Garner is a practiced write, and Jules' voice is confident and assured - but there are other YA novels with that confident, wry, snarky voice. What sets this novel apart is that most of us aren't able to articulate the dangers of ...unexamined neediness, maybe let's call it. Jules grieves for what she doesn't have in such a realistic way - and the repeated lashings of grief, the haunting, nostalgic longing, the sadness and the hope blends together to make a truly beautiful, quiet, thoughtful, emotional read. (I teared up repeatedly through the entire last half, surprising myself.) This was an unusual book topically, and I can't imagine how many fewer mistakes I might have made as a teen and nascent adult had I had this book then.

While there isn't a lot of ethnic diversity necessarily, this book has titanium strong male and female friendships and a realistic depiction of the judgment and confusion surrounding understanding friends and a burgeoning sexuality.

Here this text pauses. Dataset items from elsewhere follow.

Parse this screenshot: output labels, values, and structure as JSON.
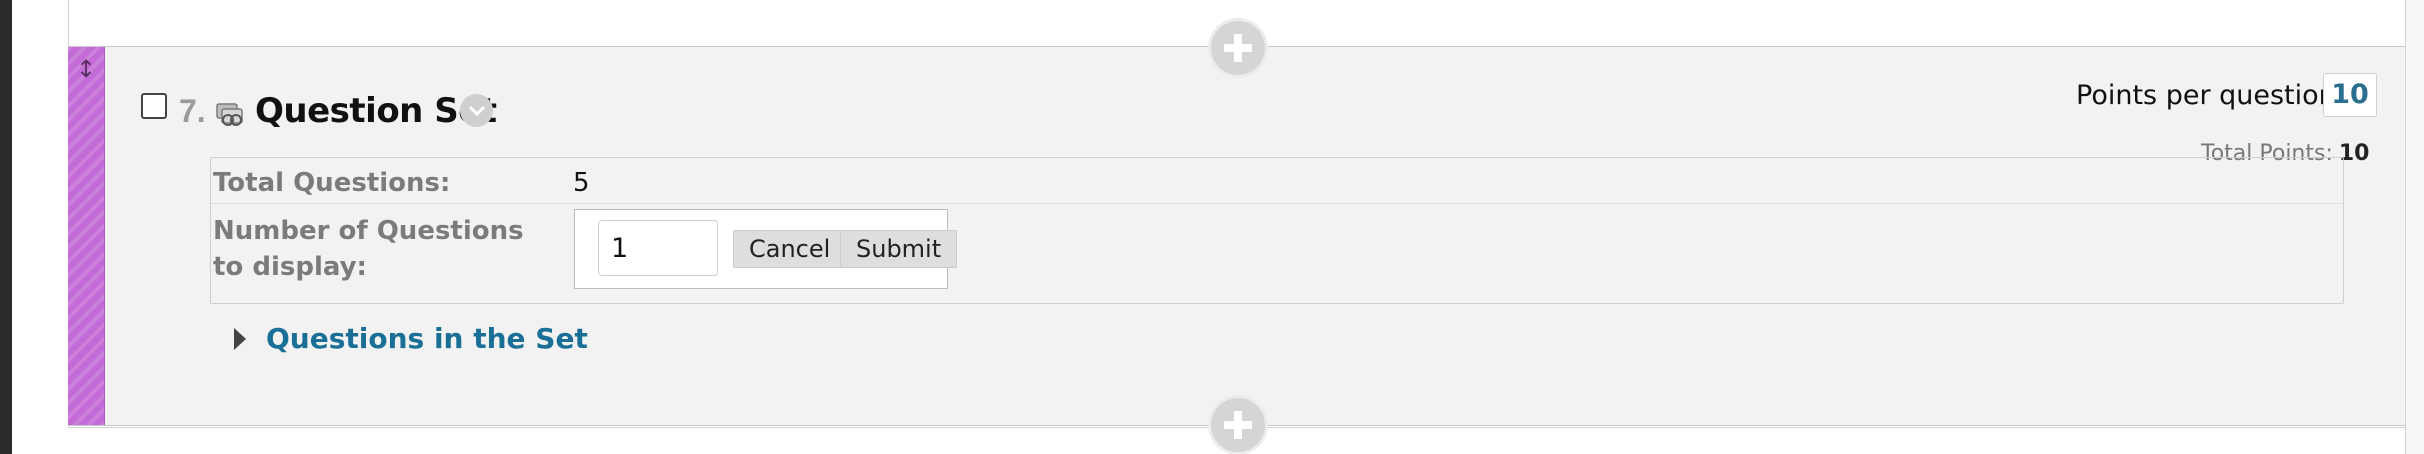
{
  "question": {
    "number": "7.",
    "title": "Question Set",
    "drag_icon_glyph": "↕",
    "icons": {
      "drag": "drag-handle-icon",
      "type": "question-set-icon",
      "options": "chevron-down-icon",
      "add": "add-icon",
      "expand": "triangle-right-icon"
    }
  },
  "points": {
    "per_question_label": "Points per question:",
    "per_question_value": "10",
    "total_label": "Total Points:",
    "total_value": "10"
  },
  "details": {
    "total_questions_label": "Total Questions:",
    "total_questions_value": "5",
    "display_label": "Number of Questions to display:",
    "display_value": "1",
    "cancel_label": "Cancel",
    "submit_label": "Submit"
  },
  "set_link": {
    "label": "Questions in the Set"
  },
  "colors": {
    "drag_bar": "#c36bd6",
    "link": "#1a6f96",
    "card_background": "#f2f2f2"
  }
}
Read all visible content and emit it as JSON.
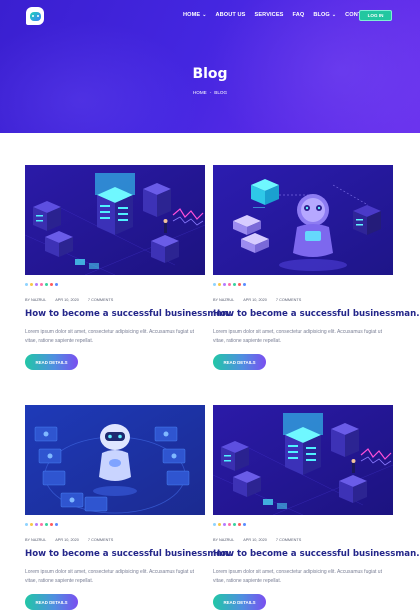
{
  "header": {
    "nav": [
      {
        "label": "HOME",
        "dropdown": true
      },
      {
        "label": "ABOUT US",
        "dropdown": false
      },
      {
        "label": "SERVICES",
        "dropdown": false
      },
      {
        "label": "FAQ",
        "dropdown": false
      },
      {
        "label": "BLOG",
        "dropdown": true
      },
      {
        "label": "CONTACT",
        "dropdown": false
      }
    ],
    "login_label": "LOG IN"
  },
  "hero": {
    "title": "Blog",
    "breadcrumb": {
      "home": "HOME",
      "separator": "-",
      "current": "BLOG"
    }
  },
  "posts": [
    {
      "image": "server-isometric",
      "author": "BY NAZRUL",
      "date": "APR 10, 2020",
      "comments": "7 COMMENTS",
      "title": "How to become a successful businessman.",
      "excerpt": "Lorem ipsum dolor sit amet, consectetur adipisicing elit. Accusamus fugiat ut vitae, ratione sapiente repellat.",
      "button": "READ DETAILS"
    },
    {
      "image": "robot-isometric",
      "author": "BY NAZRUL",
      "date": "APR 10, 2020",
      "comments": "7 COMMENTS",
      "title": "How to become a successful businessman.",
      "excerpt": "Lorem ipsum dolor sit amet, consectetur adipisicing elit. Accusamus fugiat ut vitae, ratione sapiente repellat.",
      "button": "READ DETAILS"
    },
    {
      "image": "robot-screens",
      "author": "BY NAZRUL",
      "date": "APR 10, 2020",
      "comments": "7 COMMENTS",
      "title": "How to become a successful businessman.",
      "excerpt": "Lorem ipsum dolor sit amet, consectetur adipisicing elit. Accusamus fugiat ut vitae, ratione sapiente repellat.",
      "button": "READ DETAILS"
    },
    {
      "image": "server-isometric",
      "author": "BY NAZRUL",
      "date": "APR 10, 2020",
      "comments": "7 COMMENTS",
      "title": "How to become a successful businessman.",
      "excerpt": "Lorem ipsum dolor sit amet, consectetur adipisicing elit. Accusamus fugiat ut vitae, ratione sapiente repellat.",
      "button": "READ DETAILS"
    }
  ],
  "colors": {
    "hero_start": "#3a1fd0",
    "hero_end": "#6a32ee",
    "accent_teal": "#22c7a0",
    "title_navy": "#24268a",
    "tag_dots": [
      "#8fd3ff",
      "#f7c948",
      "#b57bff",
      "#ff6fa8",
      "#3ad29f",
      "#ff5a5a",
      "#5b8cff"
    ]
  }
}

Conclusion: A quiet, thoughtful book with humor and insight, and a HUGE miscalculation, which may catch some readers off guard, but to others may be perfectly understandable, if still cringeworthy. A very real book about fumbling our way to a very real understanding and acceptance of who we are, and what we truly need.

I received my copy of this book courtesy of the publisher. After April 10th, you can find RELATIVE STRANGERS by Paula Garner at an online e-tailer, or at a real life, independent bookstore near you!